Сначала заглянул в хлев — ворота-то распахнуты. Скота нет, хоть на сеновале сено сохнет. В подклети никаких запасов, мешки выпотрошены, коробы опрокинуты, лишь на полке немного толокна просыпано, сгреб его себе в карман. Потом через сени в избу прошел; видно, что печь несколько дней не топилась, в пепле кости валяются — такого безобразия крестьяне русские не оставляют. За стенкой, в горнице, пусто. Перевернутая скамья, колыбель сброшена с очепа, ткацкий станок разбит.

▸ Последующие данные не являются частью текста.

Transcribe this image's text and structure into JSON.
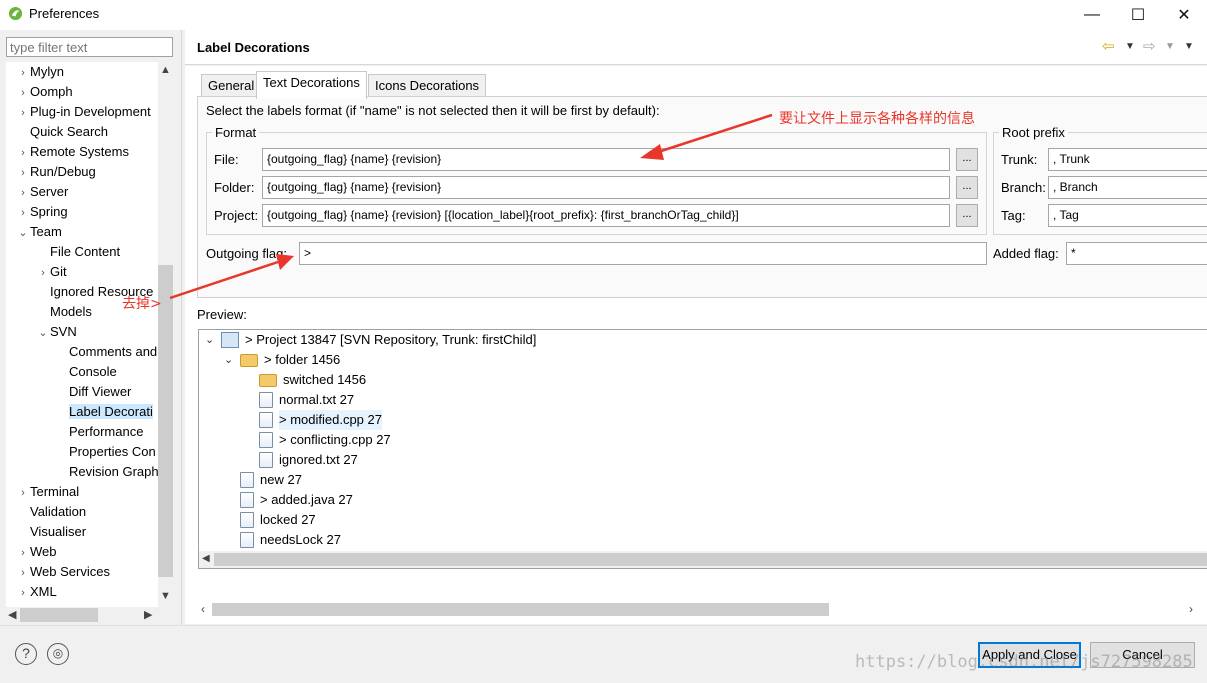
{
  "window": {
    "title": "Preferences",
    "min_glyph": "—",
    "max_glyph": "☐",
    "close_glyph": "✕"
  },
  "filter": {
    "placeholder": "type filter text"
  },
  "tree": [
    {
      "label": "Mylyn",
      "twisty": "›"
    },
    {
      "label": "Oomph",
      "twisty": "›"
    },
    {
      "label": "Plug-in Development",
      "twisty": "›"
    },
    {
      "label": "Quick Search",
      "twisty": ""
    },
    {
      "label": "Remote Systems",
      "twisty": "›"
    },
    {
      "label": "Run/Debug",
      "twisty": "›"
    },
    {
      "label": "Server",
      "twisty": "›"
    },
    {
      "label": "Spring",
      "twisty": "›"
    },
    {
      "label": "Team",
      "twisty": "⌄"
    },
    {
      "label": "File Content",
      "twisty": ""
    },
    {
      "label": "Git",
      "twisty": "›"
    },
    {
      "label": "Ignored Resource",
      "twisty": ""
    },
    {
      "label": "Models",
      "twisty": ""
    },
    {
      "label": "SVN",
      "twisty": "⌄"
    },
    {
      "label": "Comments and",
      "twisty": ""
    },
    {
      "label": "Console",
      "twisty": ""
    },
    {
      "label": "Diff Viewer",
      "twisty": ""
    },
    {
      "label": "Label Decorati",
      "twisty": ""
    },
    {
      "label": "Performance",
      "twisty": ""
    },
    {
      "label": "Properties Con",
      "twisty": ""
    },
    {
      "label": "Revision Graph",
      "twisty": ""
    },
    {
      "label": "Terminal",
      "twisty": "›"
    },
    {
      "label": "Validation",
      "twisty": ""
    },
    {
      "label": "Visualiser",
      "twisty": ""
    },
    {
      "label": "Web",
      "twisty": "›"
    },
    {
      "label": "Web Services",
      "twisty": "›"
    },
    {
      "label": "XML",
      "twisty": "›"
    }
  ],
  "page": {
    "title": "Label Decorations"
  },
  "tabs": [
    "General",
    "Text Decorations",
    "Icons Decorations"
  ],
  "intro": "Select the labels format (if \"name\" is not selected then it will be first by default):",
  "format": {
    "title": "Format",
    "file_label": "File:",
    "file_value": "{outgoing_flag} {name} {revision}",
    "folder_label": "Folder:",
    "folder_value": "{outgoing_flag} {name} {revision}",
    "project_label": "Project:",
    "project_value": "{outgoing_flag} {name} {revision} [{location_label}{root_prefix}: {first_branchOrTag_child}]",
    "browse": "..."
  },
  "root_prefix": {
    "title": "Root prefix",
    "trunk_label": "Trunk:",
    "trunk_value": ", Trunk",
    "branch_label": "Branch:",
    "branch_value": ", Branch",
    "tag_label": "Tag:",
    "tag_value": ", Tag"
  },
  "outgoing": {
    "label": "Outgoing flag:",
    "value": ">"
  },
  "added": {
    "label": "Added flag:",
    "value": "*"
  },
  "preview": {
    "label": "Preview:",
    "items": [
      {
        "text": "> Project 13847 [SVN Repository, Trunk: firstChild]",
        "icon": "project-icon"
      },
      {
        "text": "> folder 1456",
        "icon": "folder-icon"
      },
      {
        "text": "switched 1456",
        "icon": "folder-icon"
      },
      {
        "text": "normal.txt 27",
        "icon": "file-icon"
      },
      {
        "text": "> modified.cpp 27",
        "icon": "file-icon"
      },
      {
        "text": "> conflicting.cpp 27",
        "icon": "file-icon"
      },
      {
        "text": "ignored.txt 27",
        "icon": "file-icon"
      },
      {
        "text": "new 27",
        "icon": "file-icon"
      },
      {
        "text": "> added.java 27",
        "icon": "file-icon"
      },
      {
        "text": "locked 27",
        "icon": "file-icon"
      },
      {
        "text": "needsLock 27",
        "icon": "file-icon"
      }
    ]
  },
  "buttons": {
    "apply_close": "Apply and Close",
    "cancel": "Cancel",
    "help": "?",
    "import": "◎"
  },
  "annotations": {
    "note1": "要让文件上显示各种各样的信息",
    "note2": "去掉>"
  },
  "watermark": "https://blog.csdn.net/js727598285",
  "colors": {
    "annotation": "#e8362a",
    "selection": "#cce8ff",
    "primary_border": "#0078d7"
  }
}
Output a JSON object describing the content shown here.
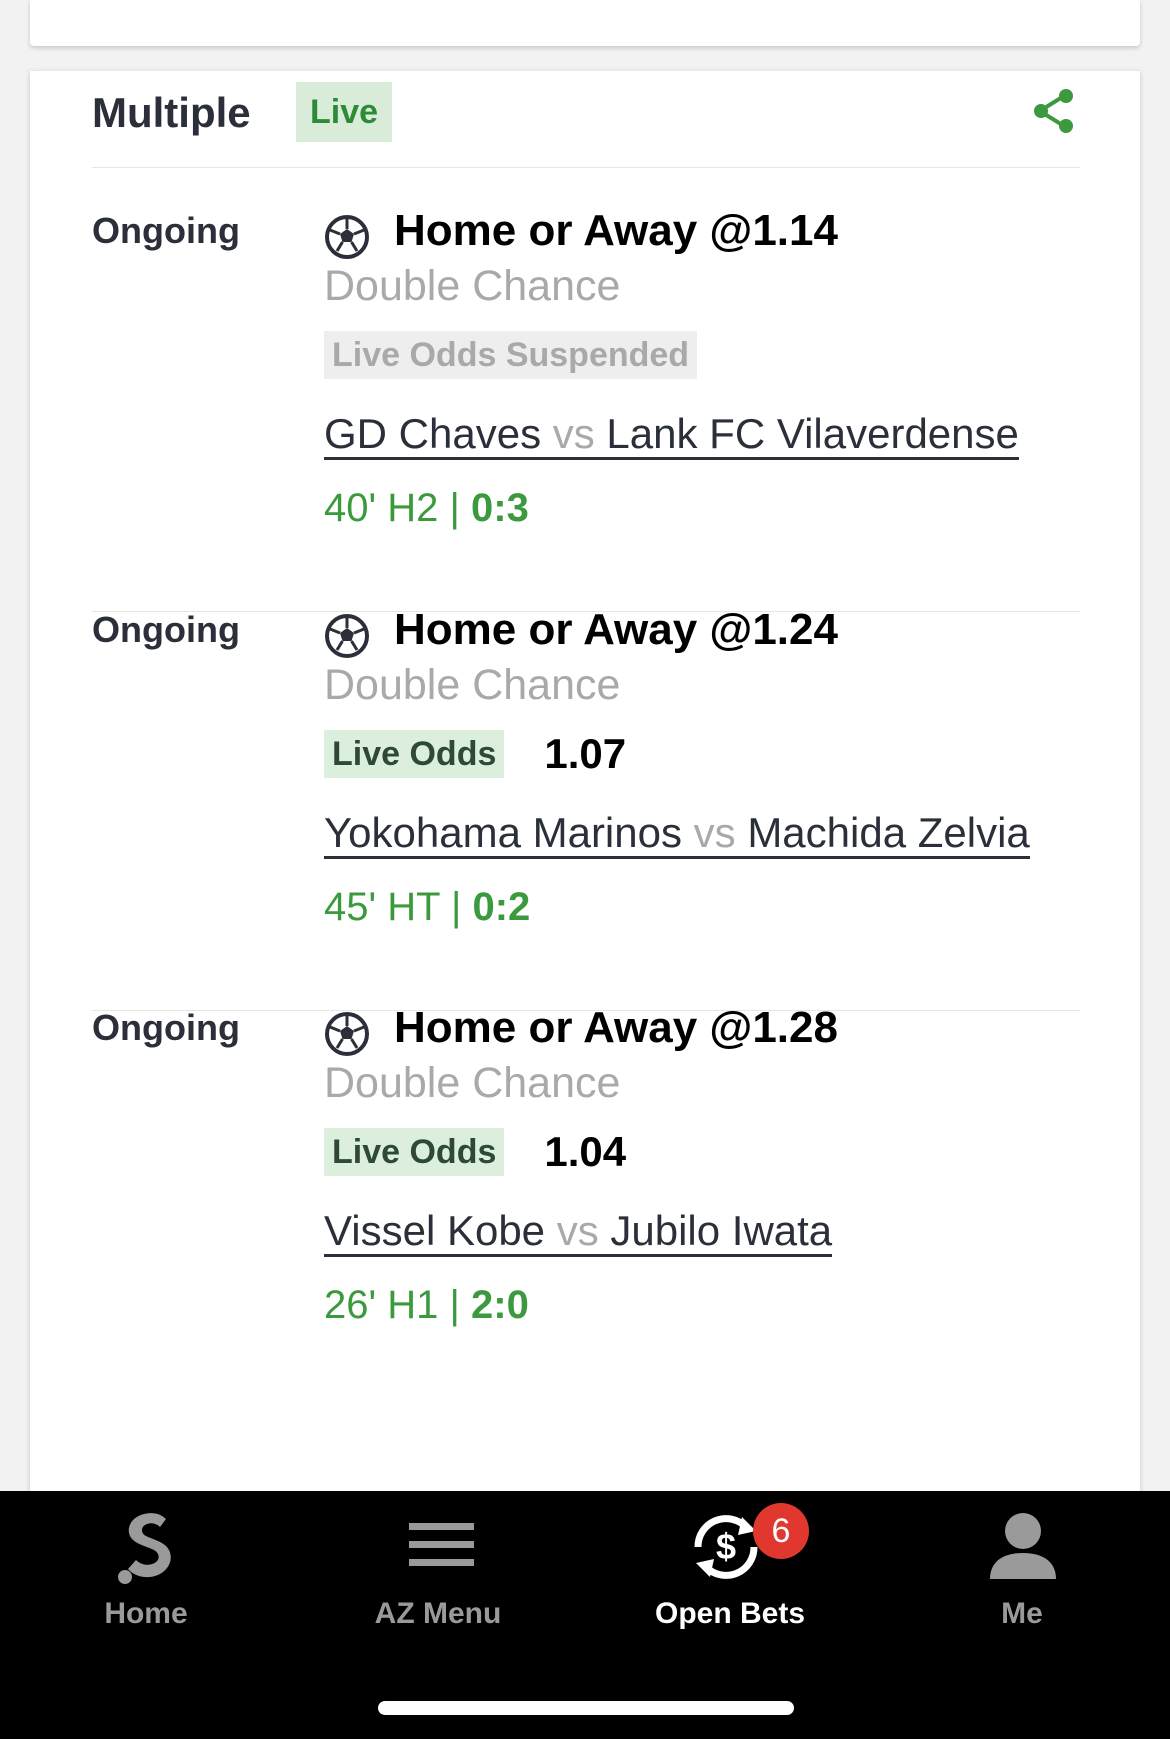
{
  "bet": {
    "type_label": "Multiple",
    "live_badge": "Live",
    "legs": [
      {
        "status": "Ongoing",
        "selection": "Home or Away @1.14",
        "market": "Double Chance",
        "odds_tag": "Live Odds Suspended",
        "odds_value": "",
        "home_team": "GD Chaves ",
        "vs": "vs",
        "away_team": " Lank FC Vilaverdense",
        "time": "40' H2 | ",
        "score": "0:3"
      },
      {
        "status": "Ongoing",
        "selection": "Home or Away @1.24",
        "market": "Double Chance",
        "odds_tag": "Live Odds",
        "odds_value": "1.07",
        "home_team": "Yokohama Marinos ",
        "vs": "vs",
        "away_team": " Machida Zelvia",
        "time": "45' HT | ",
        "score": "0:2"
      },
      {
        "status": "Ongoing",
        "selection": "Home or Away @1.28",
        "market": "Double Chance",
        "odds_tag": "Live Odds",
        "odds_value": "1.04",
        "home_team": "Vissel Kobe ",
        "vs": "vs",
        "away_team": " Jubilo Iwata",
        "time": "26' H1 | ",
        "score": "2:0"
      }
    ]
  },
  "tabbar": {
    "items": [
      {
        "label": "Home",
        "icon": "home-s-logo-icon"
      },
      {
        "label": "AZ Menu",
        "icon": "hamburger-menu-icon"
      },
      {
        "label": "Open Bets",
        "icon": "open-bets-dollar-icon",
        "badge": "6",
        "active": true
      },
      {
        "label": "Me",
        "icon": "user-icon"
      }
    ]
  },
  "colors": {
    "accent_green": "#3c9a3e",
    "live_badge_bg": "#d8ecd9",
    "badge_red": "#e0382e"
  }
}
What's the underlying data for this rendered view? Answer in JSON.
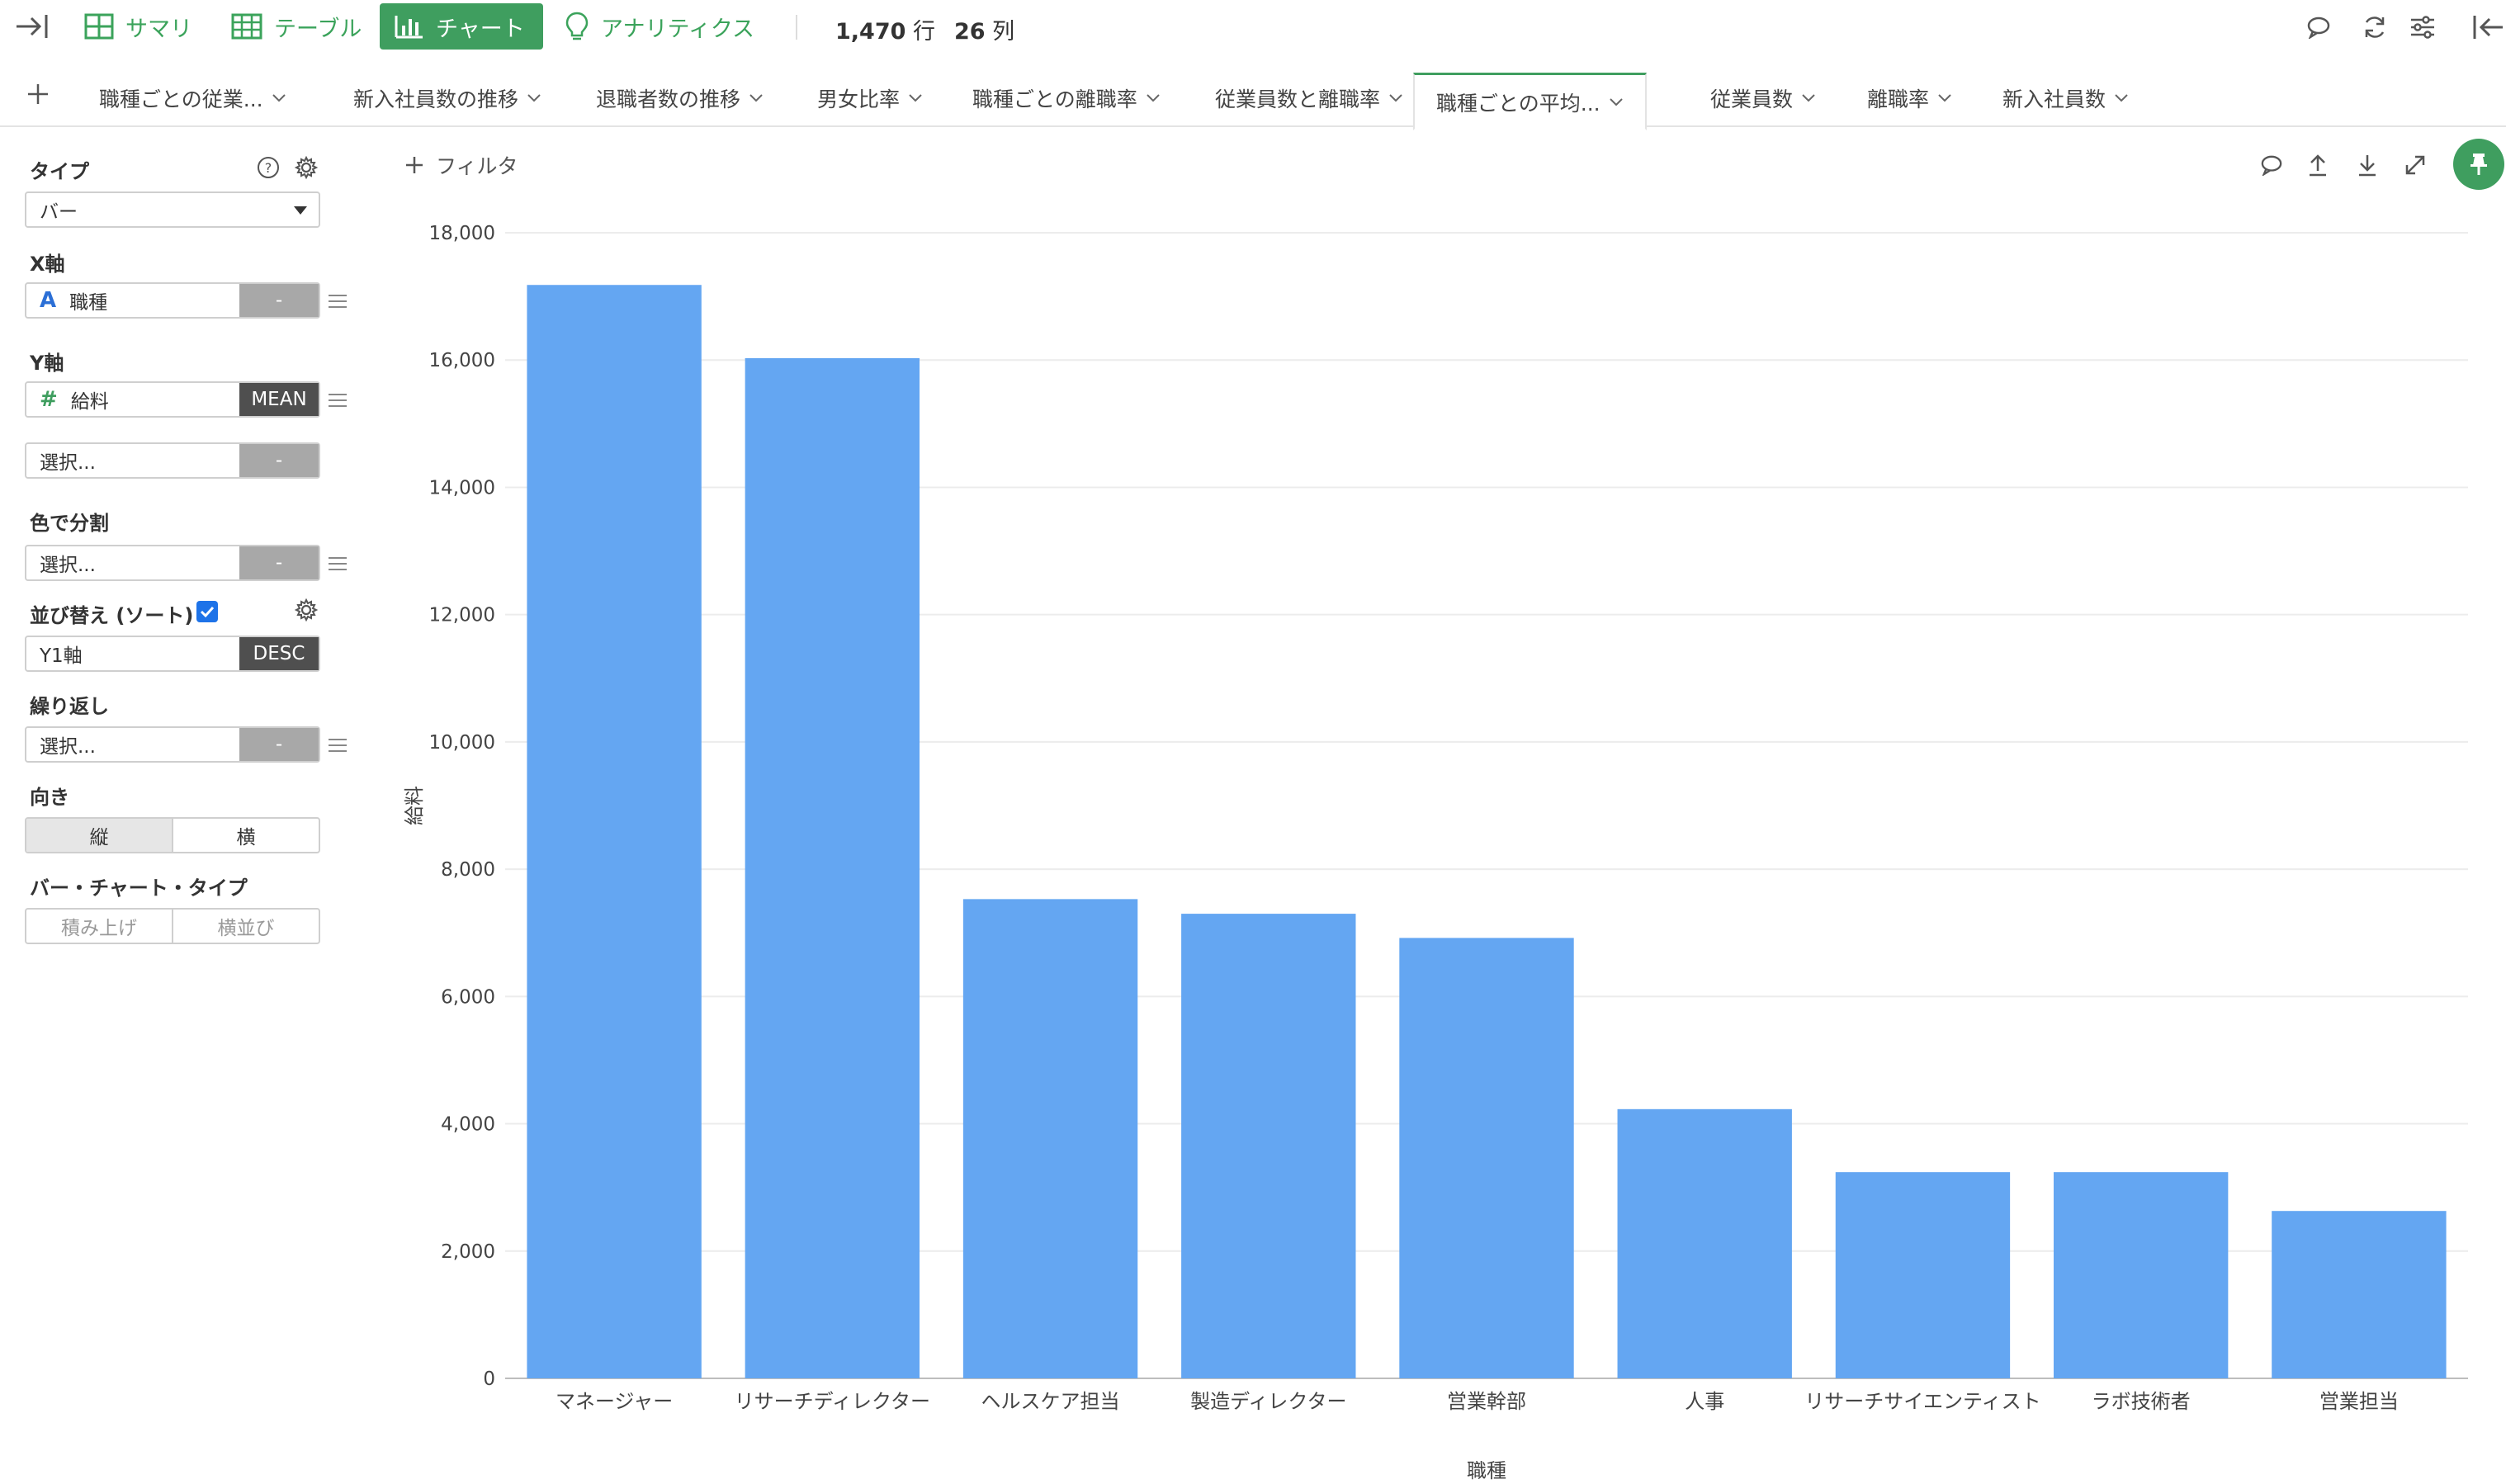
{
  "toolbar": {
    "summary": "サマリ",
    "table": "テーブル",
    "chart": "チャート",
    "analytics": "アナリティクス",
    "rows_count": "1,470",
    "rows_unit": "行",
    "cols_count": "26",
    "cols_unit": "列"
  },
  "tabs": [
    {
      "label": "職種ごとの従業..."
    },
    {
      "label": "新入社員数の推移"
    },
    {
      "label": "退職者数の推移"
    },
    {
      "label": "男女比率"
    },
    {
      "label": "職種ごとの離職率"
    },
    {
      "label": "従業員数と離職率"
    },
    {
      "label": "職種ごとの平均..."
    },
    {
      "label": "従業員数"
    },
    {
      "label": "離職率"
    },
    {
      "label": "新入社員数"
    }
  ],
  "panel": {
    "type_label": "タイプ",
    "type_value": "バー",
    "x_label": "X軸",
    "x_field": "職種",
    "x_agg": "-",
    "y_label": "Y軸",
    "y_field": "給料",
    "y_agg": "MEAN",
    "y2_placeholder": "選択...",
    "y2_agg": "-",
    "color_label": "色で分割",
    "color_placeholder": "選択...",
    "color_agg": "-",
    "sort_label": "並び替え (ソート)",
    "sort_field": "Y1軸",
    "sort_order": "DESC",
    "repeat_label": "繰り返し",
    "repeat_placeholder": "選択...",
    "repeat_agg": "-",
    "orientation_label": "向き",
    "orientation_vertical": "縦",
    "orientation_horizontal": "横",
    "bar_type_label": "バー・チャート・タイプ",
    "bar_type_stacked": "積み上げ",
    "bar_type_side": "横並び"
  },
  "filter": {
    "label": "フィルタ"
  },
  "colors": {
    "accent": "#3f9e5f",
    "bar": "#64a6f2",
    "checkbox": "#1e73e8"
  },
  "chart_data": {
    "type": "bar",
    "categories": [
      "マネージャー",
      "リサーチディレクター",
      "ヘルスケア担当",
      "製造ディレクター",
      "営業幹部",
      "人事",
      "リサーチサイエンティスト",
      "ラボ技術者",
      "営業担当"
    ],
    "values": [
      17180,
      16030,
      7530,
      7300,
      6920,
      4230,
      3240,
      3240,
      2630
    ],
    "xlabel": "職種",
    "ylabel": "給料",
    "ylim": [
      0,
      18000
    ],
    "yticks": [
      0,
      2000,
      4000,
      6000,
      8000,
      10000,
      12000,
      14000,
      16000,
      18000
    ],
    "grid": true,
    "legend": "none"
  }
}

Проход в спальную камору был занавешен пологом. Осторожно откинул его Василий кончиком клинка, за ним кровать в бурых пятнах, кровью заляпана, мухи жужжат, но трупа нет. Вовремя обернулся служилый и резанул тесаком, крест на крест, мгновенно приблизившееся существо. На пол шмякнулось полуголое тело, вытолкнув из ран поток темной крови. Василий выбежал в комнату, но сверху — с потолочных брусьев, с матицы посыпались твари. Он сам рванулся к первым соскочившим — двумя ударами тесака, наискось тулова, уложил обоих. Отпихнул ногой третьего, подхватив очеп, швырнул в четвертого — того, что загораживал проход, имея в руках два клинка. В лоб тому попал, шейные позвонки у вражины хрустнули и голова назад откинулась, так, что кадык стал на ее место. Снова вернулся к третьему и почти не оборачиваясь, ударил клинком назад — под грудину.

Выскочив прямо в окно, уцепил стоявшую подле риги Катю, рванул в воротам двора.

Там их уже ждали — две фигуры, бросающие резкие длинные тени от заходящего солнца.

— Не туда, — он подтащил Катю к стене палисада, и, подставив руки, перекинул легкую девушку через забор. Потом полез сам.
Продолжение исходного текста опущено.